The Science of Snowflakes, and Why No Two Are Alike
Peer through a magnifying glass at a snowflake, and you’ll see an ice creation more elaborate than anything Martha Stewart could cut from folded paper. So what’s behind the snowflake’s unique and elaborate shape?
The snowflakes that settle upon our sleeves and scarves during a snowstorm have more variations in shape than you might think. There’s the classic snowflake: a flat plate with branchlike, dendritic arms. Some look like hexagonal prisms; others like hollow pencil-shaped columns or tiny needles.
We tracked down two ice experts to help answer the question: Kenneth Libbrecht, a physics professor at the California Institute of Technology and avid snowflake photographer, and John Hallett, director of the Ice Physics Laboratory at the Desert Research Institute in Reno, Nev.
Scientists use the term “snow crystal” more than snowflake. According to Libbrecht’s website, snowcrystals.com: “A snow crystal, as the name implies, is a single crystal of ice. A snowflake is a more general term; it can mean an individual snow crystal, or a few snow crystals stuck together, or large agglomerations of snow crystals that form ‘puff-balls’ that float down from the clouds.”
A few facts about snow crystals: They are formed from water vapor that condenses directly into ice inside of clouds. They take shape as water vapor molecules from cloud droplets condense and freeze on the surface of a seed crystal, and patterns emerge as these crystals grow. The seed crystal itself forms on a tiny particle, like a speck of dust in the air, which serves as a base for ice growth.
“You can actually see these ice nuclei in all snowflakes,” Hallett said. “Not with the naked eye or a regular microscope, but put it in an electromagnetic microscope and you will see it.”
Note: Snowflakes are not created from frozen raindrops. Liquid water that freezes in the atmosphere as it falls to the ground is actually sleet. And hail, Libbrecht said, is just a large piece of sleet that collects water and grows as it travels from the atmosphere to the ground.

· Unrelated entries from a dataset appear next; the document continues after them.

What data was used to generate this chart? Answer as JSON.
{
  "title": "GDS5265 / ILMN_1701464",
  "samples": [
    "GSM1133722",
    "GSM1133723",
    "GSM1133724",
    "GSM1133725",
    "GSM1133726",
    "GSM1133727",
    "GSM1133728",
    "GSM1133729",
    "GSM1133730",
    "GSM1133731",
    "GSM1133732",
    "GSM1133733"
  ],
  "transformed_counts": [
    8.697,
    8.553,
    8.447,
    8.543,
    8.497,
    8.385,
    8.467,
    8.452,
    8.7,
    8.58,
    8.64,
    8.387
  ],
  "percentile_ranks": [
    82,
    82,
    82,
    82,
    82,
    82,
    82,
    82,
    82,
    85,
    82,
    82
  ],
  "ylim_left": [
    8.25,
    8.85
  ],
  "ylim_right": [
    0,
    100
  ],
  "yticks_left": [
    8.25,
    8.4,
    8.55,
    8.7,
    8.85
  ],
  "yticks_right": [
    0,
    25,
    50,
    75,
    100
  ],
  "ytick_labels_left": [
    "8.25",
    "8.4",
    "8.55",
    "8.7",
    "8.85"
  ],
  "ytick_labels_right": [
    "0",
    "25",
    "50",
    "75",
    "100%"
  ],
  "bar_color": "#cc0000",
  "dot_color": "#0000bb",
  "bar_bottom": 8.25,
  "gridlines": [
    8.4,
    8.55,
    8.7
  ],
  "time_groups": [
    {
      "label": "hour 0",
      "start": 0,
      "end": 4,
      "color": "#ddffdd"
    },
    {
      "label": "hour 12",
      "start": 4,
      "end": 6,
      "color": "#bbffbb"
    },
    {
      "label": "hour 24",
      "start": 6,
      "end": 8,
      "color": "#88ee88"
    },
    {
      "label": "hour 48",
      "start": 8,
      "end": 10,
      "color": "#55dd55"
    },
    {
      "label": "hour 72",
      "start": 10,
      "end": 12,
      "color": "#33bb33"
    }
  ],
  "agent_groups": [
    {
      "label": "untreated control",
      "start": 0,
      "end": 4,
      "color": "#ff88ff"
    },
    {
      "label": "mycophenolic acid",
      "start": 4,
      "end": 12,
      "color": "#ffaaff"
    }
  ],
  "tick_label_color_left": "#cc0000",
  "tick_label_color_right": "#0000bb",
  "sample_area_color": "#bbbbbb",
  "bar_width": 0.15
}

Water molecules — made of one oxygen and two hydrogen atoms each — are ultimately responsible for the familiar six-sided shape we associate with snowflakes.
“Atoms and molecules can hook up in different ways and, in the case of water, they like to hook up into a hexagonal lattice,” said Libbrecht, who studies the physics of crystal growth. “That underlying structure is how the crystal gets its sixfold symmetry.”
Temperature and humidity are the two main factors that influence how the crystalline structure forms. If the temperature and humidity level changes, so does the growth pattern of the crystal.
At low humidity you get simple plates and simple hexagonal blocks, Libbrecht said. At higher humidity, more branched structures.
“[A snowflake’s] final shape is a history lesson of how the thing grew,” Hallett said. “The outside edge of the crystal is where it grew last, and as you go inward you can tell [the conditions of] where it was before.”
And temperature also plays a major role in the forming of flakes. This diagram shows how shapes vary according to temperature:
We see that thin plates and stars grow around -2 C (28 F), while columns and slender needles appear near -5 C (23 F). Plates and stars again form near -15 C (5 F), and a combination of plates and columns are made around -30 C (-22 F).
Furthermore, we see from the diagram that snow crystals tend to form simpler shapes when the humidity (supersaturation) is low, while more complex shapes at higher humidities. The most extreme shapes — long needles around -5C and large, thin plates around -15C — form when the humidity is especially high.
But the physics is far from exact, Libbrecht said.
“It’s a mystery as to why [snowflake shapes] go from plates to columns to plates to columns as the temperature lowers,” he said. “That’s one of the things I’ve been trying to understand. It has been a mystery for about 75 years, and it’s still unsolved.”
And though it may appear otherwise, the arms of a snowflake are not perfectly symmetrical.
“If you look at the dendritic arms of a snowflake carefully, they usually are a bit different,” Hallett said. “The atmosphere is a turbulent place, and crystals tend to oscillate as they are blown around, so even different corners see slightly different environments.”
So is it really true that no two snowflakes are alike?
“It’s like shuffling a deck and getting the exact same shuffle for 52 cards,” Libbrecht said. “You could shuffle every second for the entire life of the universe, and you wouldn’t come close to getting two of the same.”